Mi riscossi e arrossii lievemente – Mi spiace averla disturbata a quest’ora Comandante Erwin, ma sono passata dalla caposquadra per darle un rapporto di Arlert, e mi ha detto di doverle consegnare dei documenti, così mi ha chiesto di farlo al posto suo- spiegai cercando di non parlare troppo veloce. Nonostante tutto, quell’uomo mi incuteva una certa soggezione.
 
Erwin annuì e mi guardò in attesa, fino a che non sussultai e gli passai i documenti – Oh si mi scusi!- dissi imbarazzata come mai in vita mia. Lo vidi fare un sorriso divertito – Non preoccuparti- disse prendendo i fogli in mano.

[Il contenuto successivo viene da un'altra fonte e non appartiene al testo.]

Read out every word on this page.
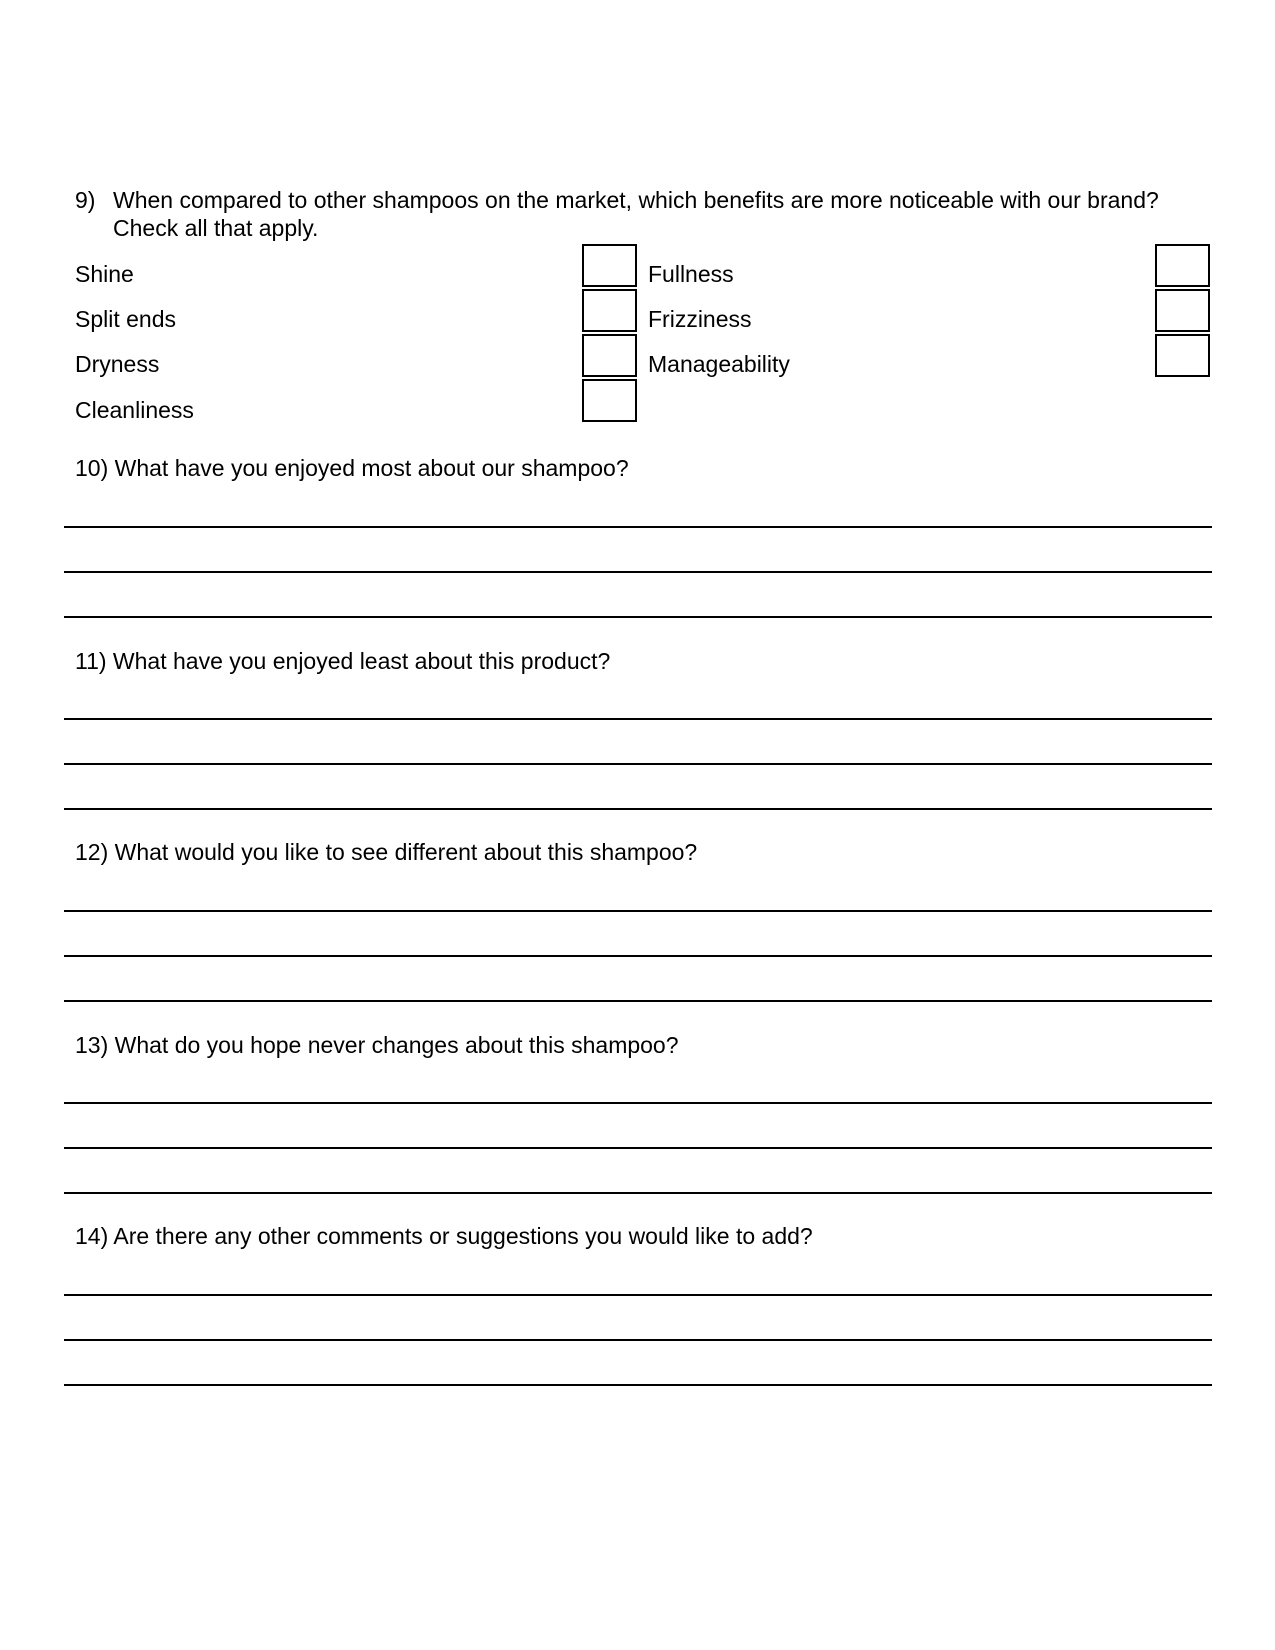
9) When compared to other shampoos on the market, which benefits are more noticeable with our brand?
Check all that apply.
Shine
Split ends
Dryness
Cleanliness
Fullness
Frizziness
Manageability
10) What have you enjoyed most about our shampoo?
11) What have you enjoyed least about this product?
12) What would you like to see different about this shampoo?
13) What do you hope never changes about this shampoo?
14) Are there any other comments or suggestions you would like to add?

Annuii e feci un lieve sorriso – Di niente Comandante-.
 
Lo vidi studiare i documenti con aria corrucciata, al che non riuscii a impedirmi di dire – Comandante, le consiglio di andare a dormire. Sembra esausto-. Mi diedi uno schiaffo mentale non appena quelle parole lasciarono la mia bocca.
 
L’uomo alzò lo sguardo su di me, sorpreso, poi sorrise ancora più divertito di prima – Grazie per la preoccupazione, cadetto. Ma ho parecchio lavoro da fare purtroppo, e il sonno è un lusso che non posso concedermi-. Annuii rapidamente, chiedendomi se la luce soffusa della stanza coprisse o meno le mie guance rosse – Ma certo Comandante. Mi scusi, sono stata inopportuna- aggiunsi.
 
Erwin rise, una risata calda e profonda, che mi rassicurò un poco – Affatto cadetto, non preoccuparti- disse guardandomi negli occhi.
I suoi occhi erano di un azzurro bellissimo, come il cielo nei pomeriggi tersi, e grandi. Probabilmente a compensare le sopracciglia, pensai tra me divertita.
 
Feci il saluto, portandomi il pugno sul petto con un po’ troppa foga – Allora mi congedo Comandante. Buonanotte- dissi con un lieve sorriso a nascondere il dolore che mi ero causata dandomi letteralmente un pugno allo sterno.
– Buonanotte cadetto- disse sorridendomi e tornando a concentrarsi sui documenti.
 
Uscii dall’ufficio, dirigendomi verso il dormitorio, tornando a guardare fuori dalle finestre. La luna piena splendeva di tutto il suo fulgore da sopra le mura. La guardai con un sorriso.
Un giorno, ti guarderò in un mondo senza mura. Il petto mi mandò una fitta, e feci una smorfia.

Ma prima sarà meglio che impari a fare il saluto senza ammazzarmi.